- Article initialement publié sur le Repère des Reclus
- États-Unis
- Dungeon Synth / Ambient
- Indépendant
- 12 avril 2019
Je m’étais aventuré sans réelle conviction sur une nouvelle vidéo provenant de la chaîne The Dungeon Synth Archives, entité respectable mais généralement peu calquée sur mes goûts en matière de dungeon synth, comme attiré par la pochette de ce curieux album éponyme. Fogweaver est un nouveau né sur la scène dungeon synth internationale, et en gratifie déjà chaque membre d’un album à la durée fort respectable pour une première sortie, un nouvel artiste cherchant généralement à passer par la case démo au préalable. Et quelle ne fut pas ma surprise au moment de me pencher sur ce qui ressemble bien, déjà, à l’un des albums qui feront date sur l’année 2019.

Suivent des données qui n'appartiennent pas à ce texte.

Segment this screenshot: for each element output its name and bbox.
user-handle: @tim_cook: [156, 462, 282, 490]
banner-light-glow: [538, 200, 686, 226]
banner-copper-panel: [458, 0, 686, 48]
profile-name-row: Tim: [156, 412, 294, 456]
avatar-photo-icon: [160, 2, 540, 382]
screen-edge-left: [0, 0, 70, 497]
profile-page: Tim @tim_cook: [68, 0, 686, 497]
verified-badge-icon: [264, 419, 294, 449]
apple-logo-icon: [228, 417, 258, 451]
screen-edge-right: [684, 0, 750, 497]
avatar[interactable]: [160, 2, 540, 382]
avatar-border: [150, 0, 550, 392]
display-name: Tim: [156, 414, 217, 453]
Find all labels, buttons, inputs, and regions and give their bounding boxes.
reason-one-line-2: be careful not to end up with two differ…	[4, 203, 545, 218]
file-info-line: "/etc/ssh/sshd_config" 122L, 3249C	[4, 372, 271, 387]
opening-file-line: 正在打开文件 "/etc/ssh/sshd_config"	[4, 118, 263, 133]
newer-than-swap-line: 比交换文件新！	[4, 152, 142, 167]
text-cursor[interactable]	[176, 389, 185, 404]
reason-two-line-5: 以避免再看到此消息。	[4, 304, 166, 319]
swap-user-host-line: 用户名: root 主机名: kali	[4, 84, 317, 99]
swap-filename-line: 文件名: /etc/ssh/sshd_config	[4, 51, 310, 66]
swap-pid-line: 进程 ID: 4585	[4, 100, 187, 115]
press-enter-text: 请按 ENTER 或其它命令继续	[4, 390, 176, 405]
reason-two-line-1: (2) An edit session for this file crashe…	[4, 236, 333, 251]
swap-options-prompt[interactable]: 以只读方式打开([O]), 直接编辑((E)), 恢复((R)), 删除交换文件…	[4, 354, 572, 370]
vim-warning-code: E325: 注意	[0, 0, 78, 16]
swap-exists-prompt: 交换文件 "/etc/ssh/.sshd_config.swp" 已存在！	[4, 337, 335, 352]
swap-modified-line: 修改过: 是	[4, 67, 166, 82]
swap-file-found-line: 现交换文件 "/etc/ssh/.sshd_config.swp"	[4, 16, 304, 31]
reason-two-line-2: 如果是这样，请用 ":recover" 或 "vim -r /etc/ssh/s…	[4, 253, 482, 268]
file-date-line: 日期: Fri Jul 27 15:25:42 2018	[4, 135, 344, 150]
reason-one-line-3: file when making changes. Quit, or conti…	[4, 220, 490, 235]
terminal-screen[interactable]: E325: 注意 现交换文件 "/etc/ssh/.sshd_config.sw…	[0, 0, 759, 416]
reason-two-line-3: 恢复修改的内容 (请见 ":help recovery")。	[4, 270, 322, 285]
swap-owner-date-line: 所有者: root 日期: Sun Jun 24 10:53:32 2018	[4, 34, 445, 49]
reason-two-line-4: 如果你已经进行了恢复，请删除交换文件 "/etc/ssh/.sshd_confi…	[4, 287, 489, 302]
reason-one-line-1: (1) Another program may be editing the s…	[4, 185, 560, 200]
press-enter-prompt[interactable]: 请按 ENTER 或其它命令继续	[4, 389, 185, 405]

Il faut dire que la pochette de Fogweaver attire l’attention. Beaucoup de poésie se dégage de la peinture de David James Forbes, montrant Austvågøy, la plus grande des îles Lofoten, à laquelle l’artiste a ajouté un délicat filtre violacé. On reconnaît également la patte d’Artifakt Art sur le logo, qui se fond parfaitement dans le ciel norvégien de la pochette. Avant même d’avoir jeté une oreille sur la musique, on peut dire que le charme opère. Et la suite ne va que renforcer ce sentiment tenace, qui va bel et bien affirmer son emprise au fil des titres de l’album.
C’est ainsi que démarre “Spell-Woven”, le premier titre d’une série de huit. Au doux bruit des vagues vient se mêler une mélodie au clavier non moins subtile. En une fraction de seconde, la détente est totale. Il n’y a rien de plus simpliste que cette mélodie qui ne varie jamais, mais elle se répète de manière si belle, si hypnotique, qu’elle pourrait bien durer une heure sans faire faire naître de lassitude. Cette entrée en matière est absolument splendide, et ce titre prouve définitivement, si cela était nécessaire, que la démonstration technique va à l’encontre de ce qu’est réellement le dungeon synth. Quelques notes au clavier répétée à tue-tête, et le dépaysement est totale. Magnifique.
Et pour ne rien perturber à l’état de langueur extrême dans lequel on aime se plonger à l’écoute de Fogweaver, la suite est au même niveau, surtout avec la beauté de “Sparrowhawk”. Le minimalisme a du mal à se défaire de l’image parfois péjorative qu’il véhicule, même lorsqu’il s’agit du dungeon synth, un genre musical qui fait pourtant la part belle à ce genre de productions simples. Et Fogweaver est justement là pour rappeler à chaque acteur de la scène ce qu’est ou ce que doit être le dungeon synth : une succession de mélodies simples voire minimalistes, si possible à l’aide de sonorité électroniques, le tout au coeur d’une atmosphère qui inspire à un voyage plus que prononcé.
Et tout ceci, Fogweaver le fait à merveille, il le fait même comme trop peu d’artistes de dungeon synth. Faire de l’épique, c’est bien, faire de la musique orchestrale, c’est bien (quoique), mais tout ceci, ça va cinq minutes. L’artiste américain touche ici du bout des doigts l’essence du genre. Selon la description que fournit l’artiste, l’inspiration du projet vient du Cycle de Terremer (1964-2001), immense saga de fantasy rédigée par Ursula K. Le Guin durant de longues années. Un autre artiste de dungeon synth se dit généralement inspiré par les écrits de l’américaine, et il s’agit de Trogool. Comme quoi, les grands esprits se rencontrent.
Pour en revenir à la musique, du début à la fin, l’album garde sa très forte saveur de voyage paisible au gré des flots dépeints sur la pochette. Les sonorités se montrent parfois un poil plus consistantes, plus bourdonnantes, mais ne viennent jamais perturber la formidable quiétude qui subsiste sur cet album. Si l’artiste affirme haut et fort qu’Ursula K. Le Guin l’inspire indéfinitivement, que pourra-t-on dire de son album ? Une sortie grandiose.
Formidable de charme et d’équilibre, le tout premier album de Fogweaver dépasse de loin le stade de bonne surprise. Les beaux jours arrivent, et il est probablement temps de ranger les albums froids pour sortir les albums de dungeon synth plus champêtres. Fogweaver est de ceux-là, et il fait déjà partie des sorties de dungeon synth les plus réussies de l’année. On attend avec impatience de voir la suite.